I gripped the beer can in both my hands, psyching myself up for a drink. My breath came out in a fast, relieved whoosh and whistled through the hole at the top of the can when Scott said, "Don't." It was exactly what I'd been hoping for. I looked at him gratefully.

"Aww, why not?" Andy whined.

"She's a kid," Scott hissed, losing his patience. He might have swung at his friend if his arm could've reached that far. It startled me to see him angry but even more to hear him call me a kid. He hadn't done that before. Sure, we had a mutual understanding that I was a lot younger than him, but neither of us made an effort to point it out. It was more of an unspoken secret, the thing that made our relationship so much better than a regular one. No boundaries to say what we could and could not do because he was a twenty-two-year- old man and I was a thirteen-year-old girl. But now he'd drawn a line. There were rules. He looked at me and saw a child, not the equal I'd fancied myself to be. I didn't know how else to prove him wrong, so I impulsively took a swallow of beer that was way too big. It was either spit it out and look like an idiot or choke it down and pretend I didn't feel like I was drinking warm pee, and I did the latter. I tried not to cry as it slithered around inside me. I almost gagged.

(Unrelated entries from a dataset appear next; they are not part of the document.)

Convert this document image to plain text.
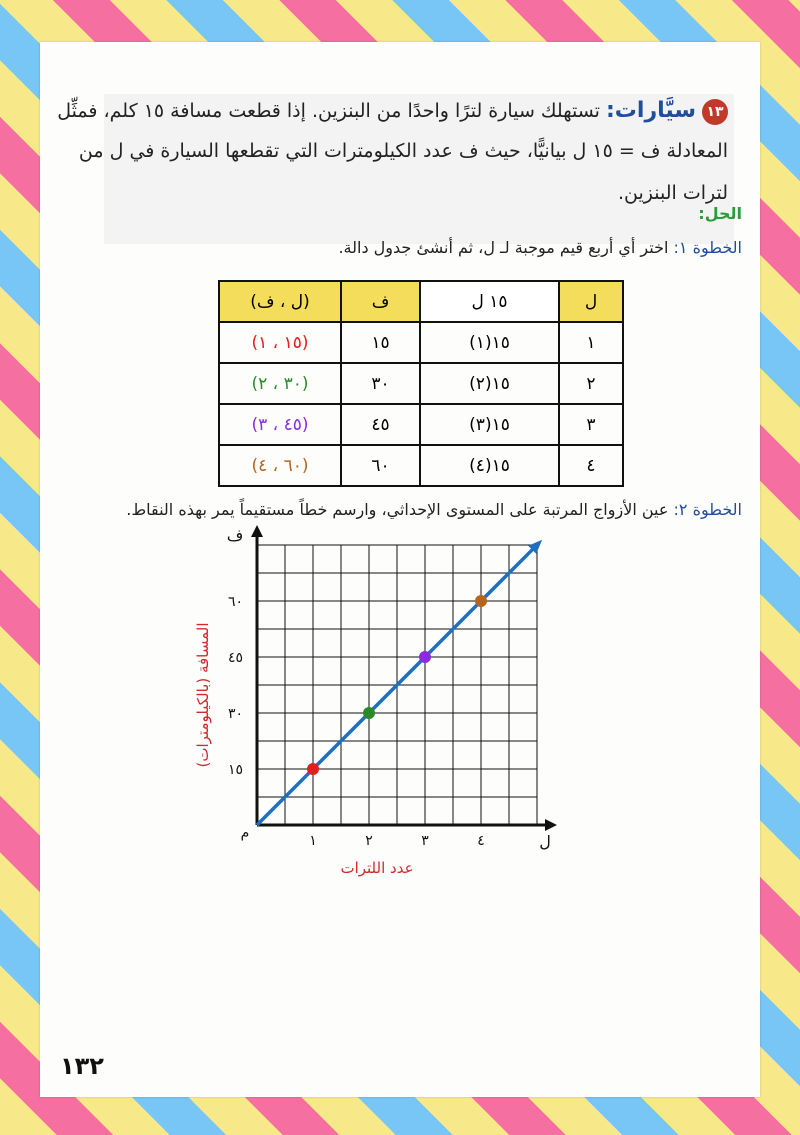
١٣سيَّارات: تستهلك سيارة لترًا واحدًا من البنزين. إذا قطعت مسافة ١٥ كلم، فمثِّل
المعادلة ف = ١٥ ل بيانيًّا، حيث ف عدد الكيلومترات التي تقطعها السيارة في ل من
لترات البنزين.
الحل:
الخطوة ١: اختر أي أربع قيم موجبة لـ ل، ثم أنشئ جدول دالة.
ل	١٥ ل	ف	(ل ، ف)
١	١٥(١)	١٥	(١٥ ، ١)
٢	١٥(٢)	٣٠	(٣٠ ، ٢)
٣	١٥(٣)	٤٥	(٤٥ ، ٣)
٤	١٥(٤)	٦٠	(٦٠ ، ٤)
الخطوة ٢: عين الأزواج المرتبة على المستوى الإحداثي، وارسم خطاً مستقيماً يمر بهذه النقاط.
١	٢	٣	٤
١٥
٣٠
٤٥
٦٠
م	ل
ف
عدد اللترات
المسافة (بالكيلومترات)
١٣٢
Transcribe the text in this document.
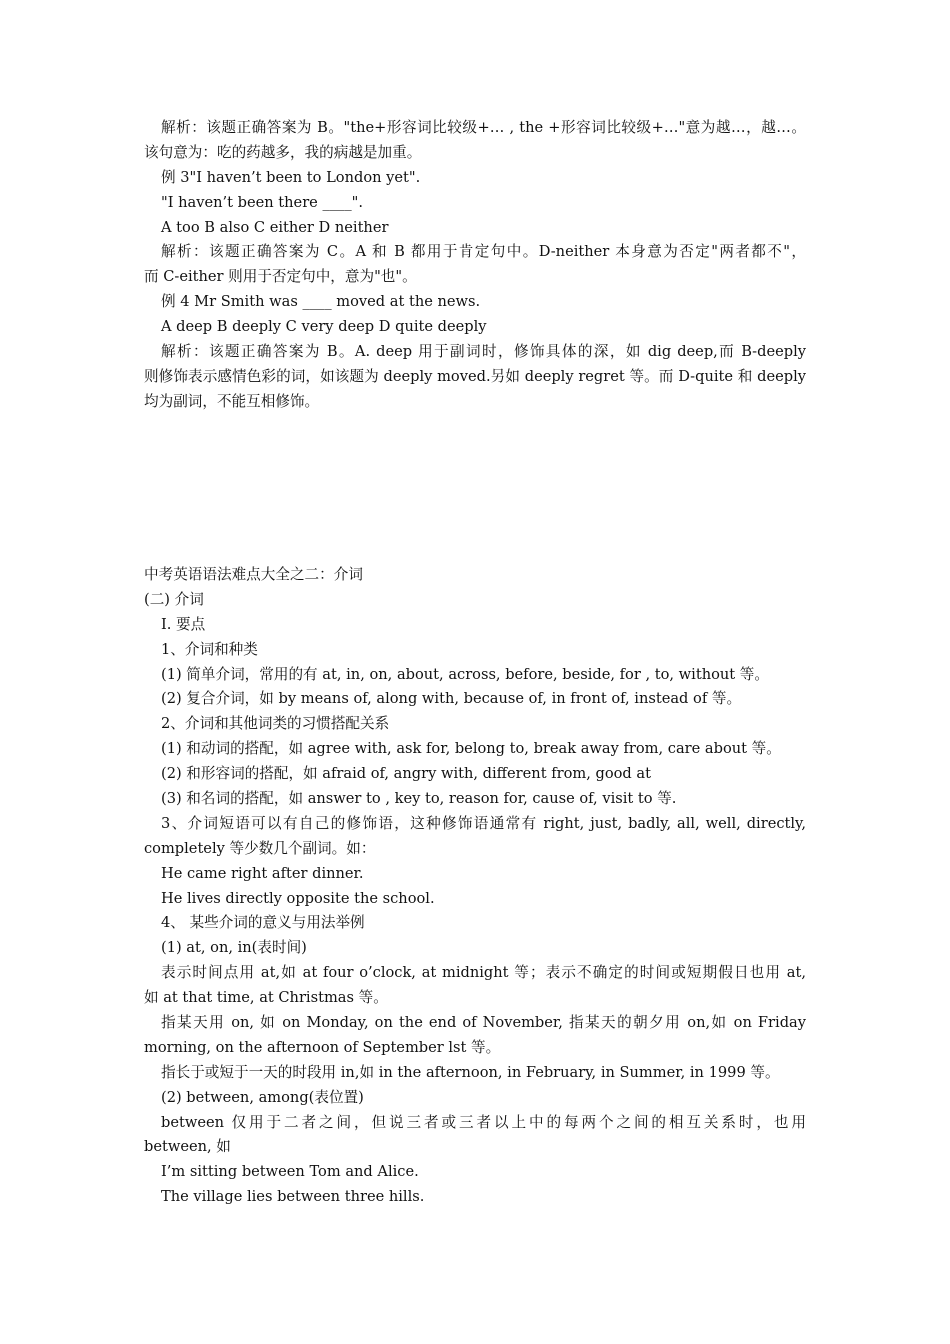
解析：该题正确答案为 B。"the+形容词比较级+… , the +形容词比较级+…"意为越…，越…。
该句意为：吃的药越多，我的病越是加重。
例 3"I haven’t been to London yet".
"I haven’t been there ____".
A too B also C either D neither
解析：该题正确答案为 C。A 和 B 都用于肯定句中。D-neither 本身意为否定"两者都不"，
而 C-either 则用于否定句中，意为"也"。
例 4 Mr Smith was ____ moved at the news.
A deep B deeply C very deep D quite deeply
解析：该题正确答案为 B。A. deep 用于副词时，修饰具体的深，如 dig deep,而 B-deeply
则修饰表示感情色彩的词，如该题为 deeply moved.另如 deeply regret 等。而 D-quite 和 deeply
均为副词，不能互相修饰。
中考英语语法难点大全之二：介词
(二) 介词
I. 要点
1、介词和种类
(1) 简单介词，常用的有 at, in, on, about, across, before, beside, for , to, without 等。
(2) 复合介词，如 by means of, along with, because of, in front of, instead of 等。
2、介词和其他词类的习惯搭配关系
(1) 和动词的搭配，如 agree with, ask for, belong to, break away from, care about 等。
(2) 和形容词的搭配，如 afraid of, angry with, different from, good at
(3) 和名词的搭配，如 answer to , key to, reason for, cause of, visit to 等.
3、介词短语可以有自己的修饰语，这种修饰语通常有 right, just, badly, all, well, directly,
completely 等少数几个副词。如：
He came right after dinner.
He lives directly opposite the school.
4、 某些介词的意义与用法举例
(1) at, on, in(表时间)
表示时间点用 at,如 at four o’clock, at midnight 等；表示不确定的时间或短期假日也用 at,
如 at that time, at Christmas 等。
指某天用 on, 如 on Monday, on the end of November, 指某天的朝夕用 on,如 on Friday
morning, on the afternoon of September lst 等。
指长于或短于一天的时段用 in,如 in the afternoon, in February, in Summer, in 1999 等。
(2) between, among(表位置)
between 仅用于二者之间，但说三者或三者以上中的每两个之间的相互关系时，也用
between, 如
I’m sitting between Tom and Alice.
The village lies between three hills.
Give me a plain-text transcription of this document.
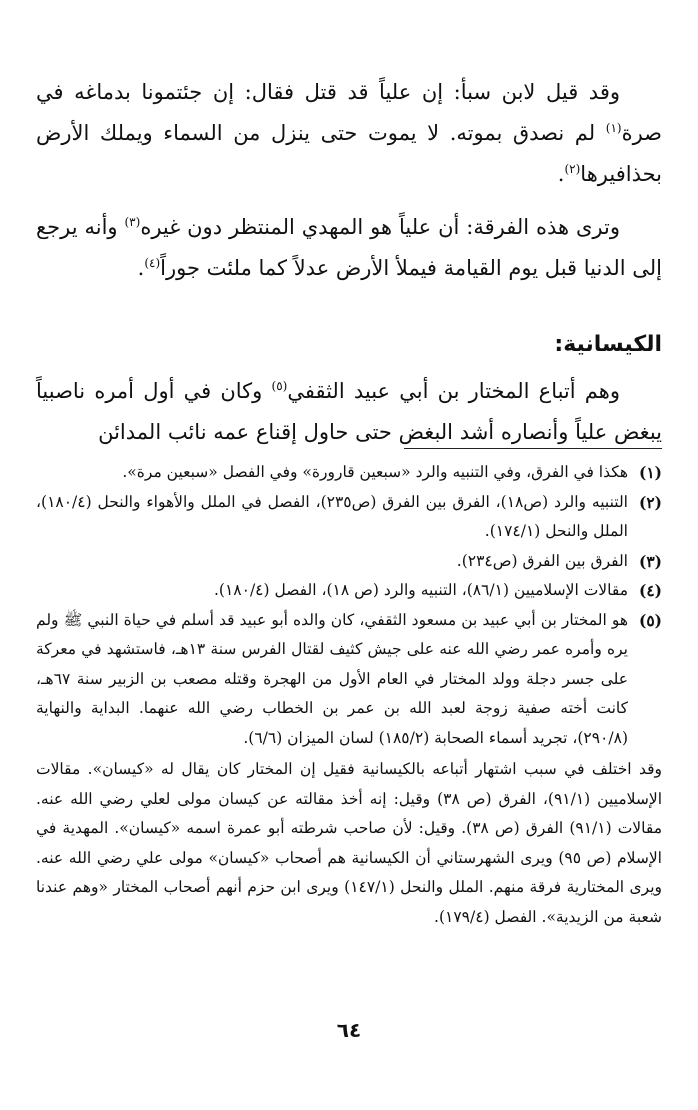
وقد قيل لابن سبأ: إن علياً قد قتل فقال: إن جئتمونا بدماغه في صرة$^{(١)}$ لم نصدق بموته. لا يموت حتى ينزل من السماء ويملك الأرض بحذافيرها$^{(٢)}$.

وترى هذه الفرقة: أن علياً هو المهدي المنتظر دون غيره$^{(٣)}$ وأنه يرجع إلى الدنيا قبل يوم القيامة فيملأ الأرض عدلاً كما ملئت جوراً$^{(٤)}$.

الكيسانية:

وهم أتباع المختار بن أبي عبيد الثقفي$^{(٥)}$ وكان في أول أمره ناصبياً يبغض علياً وأنصاره أشد البغض حتى حاول إقناع عمه نائب المدائن

(١)
هكذا في الفرق، وفي التنبيه والرد «سبعين قارورة» وفي الفصل «سبعين مرة».
(٢)
التنبيه والرد (ص١٨)، الفرق بين الفرق (ص٢٣٥)، الفصل في الملل والأهواء والنحل (١٨٠/٤)، الملل والنحل (١٧٤/١).
(٣)
الفرق بين الفرق (ص٢٣٤).
(٤)
مقالات الإسلاميين (٨٦/١)، التنبيه والرد (ص ١٨)، الفصل (١٨٠/٤).
(٥)
هو المختار بن أبي عبيد بن مسعود الثقفي، كان والده أبو عبيد قد أسلم في حياة النبي ﷺ ولم يره وأمره عمر رضي الله عنه على جيش كثيف لقتال الفرس سنة ١٣هـ، فاستشهد في معركة على جسر دجلة وولد المختار في العام الأول من الهجرة وقتله مصعب بن الزبير سنة ٦٧هـ، كانت أخته صفية زوجة لعبد الله بن عمر بن الخطاب رضي الله عنهما. البداية والنهاية (٢٩٠/٨)، تجريد أسماء الصحابة (١٨٥/٢) لسان الميزان (٦/٦).

وقد اختلف في سبب اشتهار أتباعه بالكيسانية فقيل إن المختار كان يقال له «كيسان». مقالات الإسلاميين (٩١/١)، الفرق (ص ٣٨) وقيل: إنه أخذ مقالته عن كيسان مولى لعلي رضي الله عنه. مقالات (٩١/١) الفرق (ص ٣٨). وقيل: لأن صاحب شرطته أبو عمرة اسمه «كيسان». المهدية في الإسلام (ص ٩٥) ويرى الشهرستاني أن الكيسانية هم أصحاب «كيسان» مولى علي رضي الله عنه. ويرى المختارية فرقة منهم. الملل والنحل (١٤٧/١) ويرى ابن حزم أنهم أصحاب المختار «وهم عندنا شعبة من الزيدية». الفصل (١٧٩/٤).

٦٤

"Shit." Scott leaned towards me, keeping his voice low so only I would hear. "You don't have to drink it. Andy's a prick, don't let him bully you. Here, give it to me." He wanted to grab it from my hands, I could tell. But he was being the cool, understanding guy who let me make my own decisions. I felt sort of powerful right then, very in control of the situation. I might not be able to make him love me, but at least I had his attention.

"It's no big deal," I said, using a flippant tone that Maggie often claimed was the teenager coming out in me. "Cheers," I added, lifting the can as a toast before I took a much more cautious sip. I managed not to wrinkle my nose in disgust and even smacked my lips like the rotten stuff tasted good.

Andy slapped his knee, happy as a clam. "I'll drink to that." He downed the last of his beer and reached for another. I let him put his arm around me. And each time I forced down another mouthful of beer, it got easier and easier to pretend I didn't notice the disappointment on Scott's face.